Well this is the case for mixed fortunes star Dwain Chambers.

In 2008, the British sprinter decided to take on a completely different role and take trials at Rugby League outfit Castleford tigers. The reaction: Not one to be reckoned with.

Everyone thought this was a "step too far", an impossible dream that would soon come crashing to the ground. However, the sprinter and former American football player has begun to make the dream more of a reality, after having reviews which were very encouraging towards his progress.

Dwain began his career as a 100-meter sprinter. Following a really promising childhood, Dwain started to move up the athletic ladder, and after accolades in the 2002 European Championships and helping guide the Great Britain team to the 4x100m relay gold, Chambers looked a potential superstar.

When the awards are rolling in, and the press are knocking at your door every second, the thing to do is remain doing your best, and not take anabolic steroids.

If only Dwain had listened to this. He took the drugs and paid the penalty for it, being stripped of money, medals and most of all, his dignity. Yet he wasn't embarrassed by the fact after admitting "Science will always be ahead of the testers. I took the chance, and was under the assumption that I wouldn't get caught.”

He most certainly did.

During his ban, he decided to take a trip across the pond and have a shout at American football. Dwain had reports saying he was fast, strong and had good hands. Was there a possibility?

The NFL Europa franchise collapsed, so Dwain's American football career came to a halt. He returned to sprinting, and after easing through a 60-meter sprint event in Birmingham, Dwain looked like his sprinting career was back on track. But after continued appeals against his ban from the Olympics, Dwain looked in yet another direction.
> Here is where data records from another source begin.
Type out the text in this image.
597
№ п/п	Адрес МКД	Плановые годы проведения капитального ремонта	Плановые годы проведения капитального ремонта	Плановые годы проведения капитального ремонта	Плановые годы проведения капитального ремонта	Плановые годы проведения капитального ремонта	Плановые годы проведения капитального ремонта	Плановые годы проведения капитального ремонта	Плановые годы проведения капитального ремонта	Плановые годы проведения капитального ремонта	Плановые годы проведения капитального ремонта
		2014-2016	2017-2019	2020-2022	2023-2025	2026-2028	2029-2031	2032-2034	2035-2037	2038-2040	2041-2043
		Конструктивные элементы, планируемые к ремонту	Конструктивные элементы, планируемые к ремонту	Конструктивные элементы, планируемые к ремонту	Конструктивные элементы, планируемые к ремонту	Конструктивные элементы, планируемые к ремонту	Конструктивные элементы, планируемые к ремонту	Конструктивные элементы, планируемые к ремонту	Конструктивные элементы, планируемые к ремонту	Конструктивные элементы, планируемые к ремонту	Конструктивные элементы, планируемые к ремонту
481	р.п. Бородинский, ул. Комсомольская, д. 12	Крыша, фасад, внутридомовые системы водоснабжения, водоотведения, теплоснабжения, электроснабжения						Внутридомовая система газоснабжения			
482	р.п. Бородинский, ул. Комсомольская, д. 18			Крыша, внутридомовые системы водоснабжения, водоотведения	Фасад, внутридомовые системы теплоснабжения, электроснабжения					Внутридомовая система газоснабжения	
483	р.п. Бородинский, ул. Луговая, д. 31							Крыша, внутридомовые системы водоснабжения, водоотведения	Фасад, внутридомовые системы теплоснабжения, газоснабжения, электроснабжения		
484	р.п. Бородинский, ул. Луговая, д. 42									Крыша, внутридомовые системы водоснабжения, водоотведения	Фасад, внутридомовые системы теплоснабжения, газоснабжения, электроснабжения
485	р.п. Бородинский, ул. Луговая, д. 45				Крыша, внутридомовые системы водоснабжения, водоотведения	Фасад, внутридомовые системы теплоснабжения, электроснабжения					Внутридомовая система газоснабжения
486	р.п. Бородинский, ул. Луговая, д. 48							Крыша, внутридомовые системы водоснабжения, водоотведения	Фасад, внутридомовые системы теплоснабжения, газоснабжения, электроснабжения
Rugby League, are you joking?

The criticism he received from everyone to do with the sporting world suggested that this was a step too far. That he would never be able to support the physical demands of a rugby player. At the end of the day, he is a sprinter.

Aside from the criticism, Dwain took to trials at Castleford and after a month’s trial, he was registered as a rugby league player. He will make his rugby-league debut against York City Knights in a reserve game today, his chance to finally silence the critics.

Who said sprinters can’t play in contact sports?